Op/Ed

Eric Davis: Filing deadline nears for primary

Vermont’s presidential primary will be held on Tuesday, March 3, 2020, which is also Town Meeting Day. Voters in 13 other states will also be voting that day in “Super Tuesday” primaries.
The deadline for candidates to file petitions to get on the Vermont primary ballot is Monday, Dec. 16. Petitions must be accompanied by the signatures of 1,000 registered voters and by a filing fee of $2,000. These are more stringent requirements than those for candidates for statewide and congressional offices, whose petitions need only 500 signatures and do not require a filing fee.
Vermont state law also requires that candidates for statewide office submit a copy of their most recent federal income tax return to the Secretary of State’s Office along with their petitions. This requirement does not apply to candidates in the presidential primary.
Interestingly, the California Supreme Court ruled last month, in a case brought by President Trump’s campaign, that a requirement that presidential candidates had to disclose their tax returns in order to appear on that state’s presidential primary ballot violated the state constitution. Meanwhile, the U.S. Supreme Court is now considering challenges brought by Trump to court orders that his accountants turn over his tax returns in response to subpoenas from the Manhattan District Attorney’s Office and the U.S. House Committee on Oversight.
Vermont state law provides that presidential primary ballots must be available at town clerks offices for early and absentee voters at least 45 days in advance of the election. According to the Secretary of State’s website, 2020 presidential primary ballots will be available as of Friday, Jan. 17.
This is a longer absentee and early voting period than applies to the municipal Australian ballots that voters will also be casting on Town Meeting Day. Those ballots must be available to voters at least 20 days in advance of the election. This is because the filing deadline for local offices and other matters to be voted on the Australian ballot is not until late January, after the presidential primary ballots will be available in town clerks’ offices.
Two other aspects of the Vermont presidential primary are also worth noting. First, state law permits 17-year-olds who will turn 18 on or before the date of the general election (Nov. 3 in 2020) to vote in the presidential primary. Vermont is one of 17 states that allow 17-year-olds to vote in primary elections.
However, these voters are not allowed to vote in the municipal Australian ballots that will also take place on Town Meeting Day. This means that town clerks must maintain two checklists for the March 3 elections: one, including the 17-year-olds, for the presidential primary, and a second, limited to those 18 and older, for the municipal Australian ballots.
The second unique aspect of the presidential primary is that it is the only election in Vermont where voters must request the ballot of either the Democratic or the Republican party.
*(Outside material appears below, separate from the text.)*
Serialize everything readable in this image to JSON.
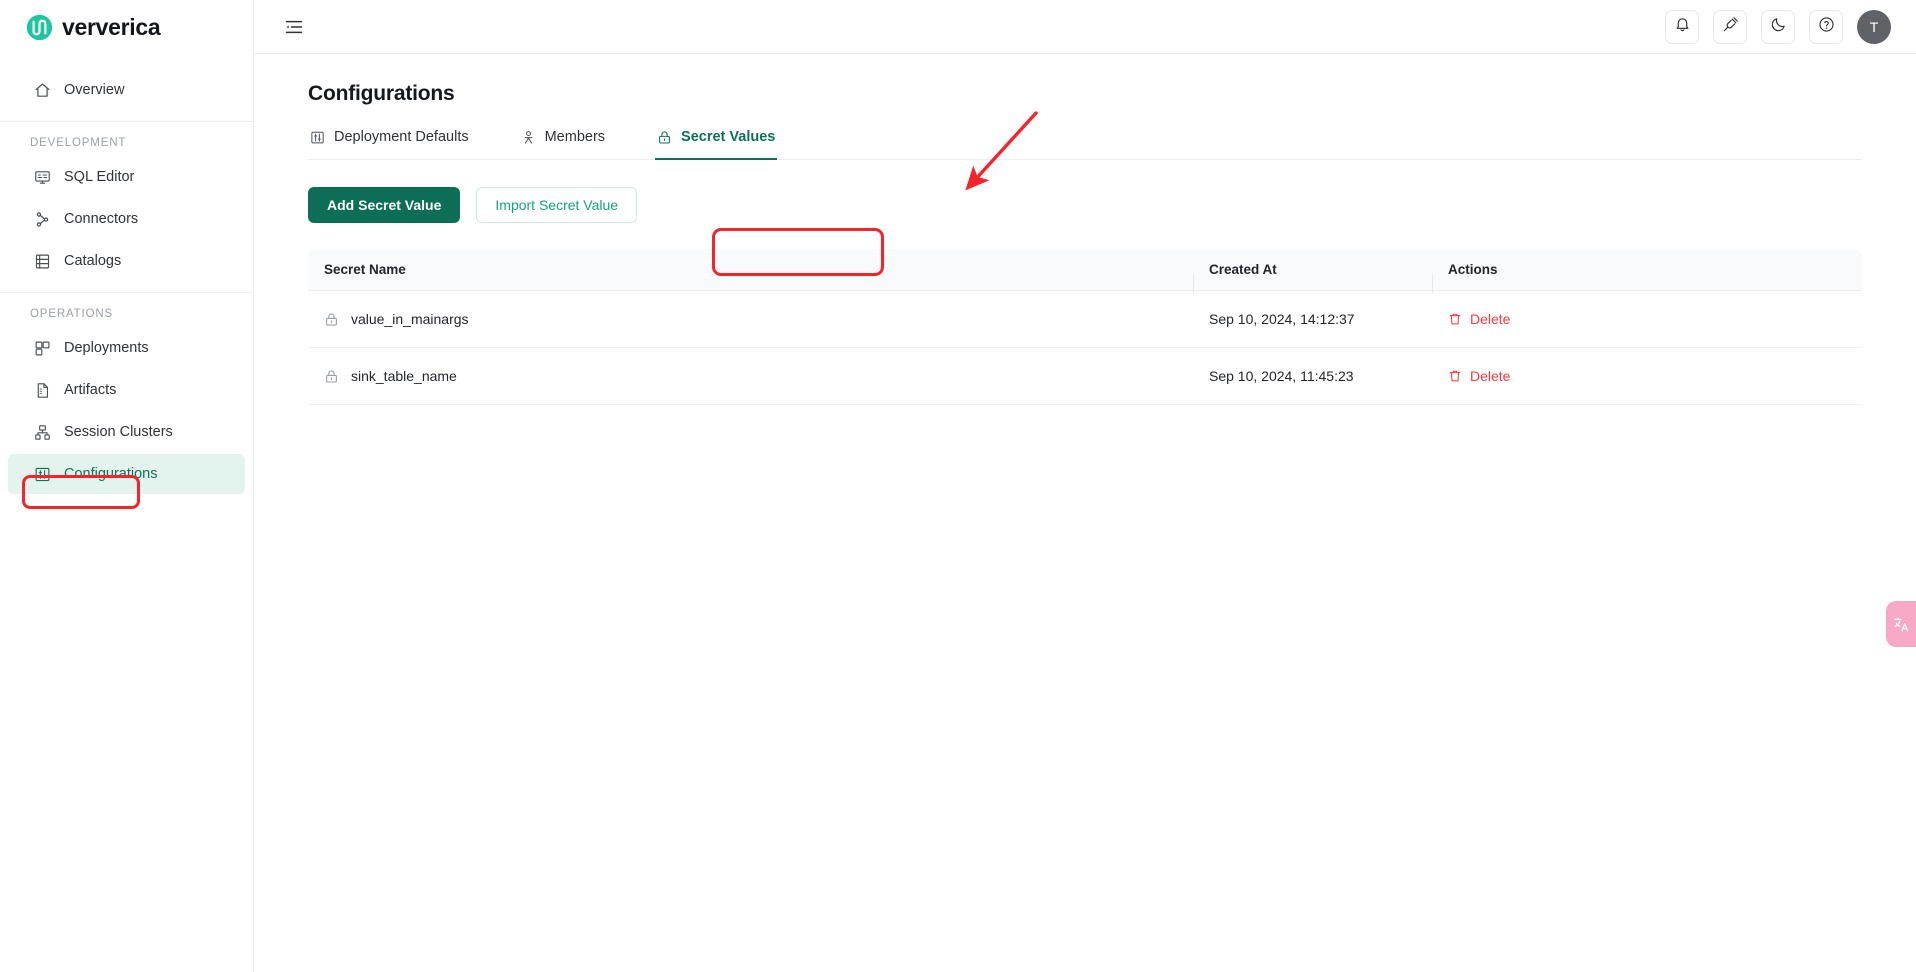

In the August primary for statewide and legislative offices, voters are provided with the ballots for all major parties and decide in the voting booth which ballot to mark and be counted.
Vermont is one of the minority of states that does not require voters to affiliate with a political party, or to state they are independent, when they register to vote. In most states, participation in Democratic and Republican presidential primaries is limited to those voters who have either registered with the party, or, in some states, also to independents who request the party’s ballot on primary day.
In states such as Vermont with no party registration, voters must request the ballot of one party, in order to comply with national party rules that participation in the primary be limited to voters who affiliate with the party, even if that affiliation is only temporary, on primary day itself.
Eric L. Davis is professor emeritus of political science at Middlebury College.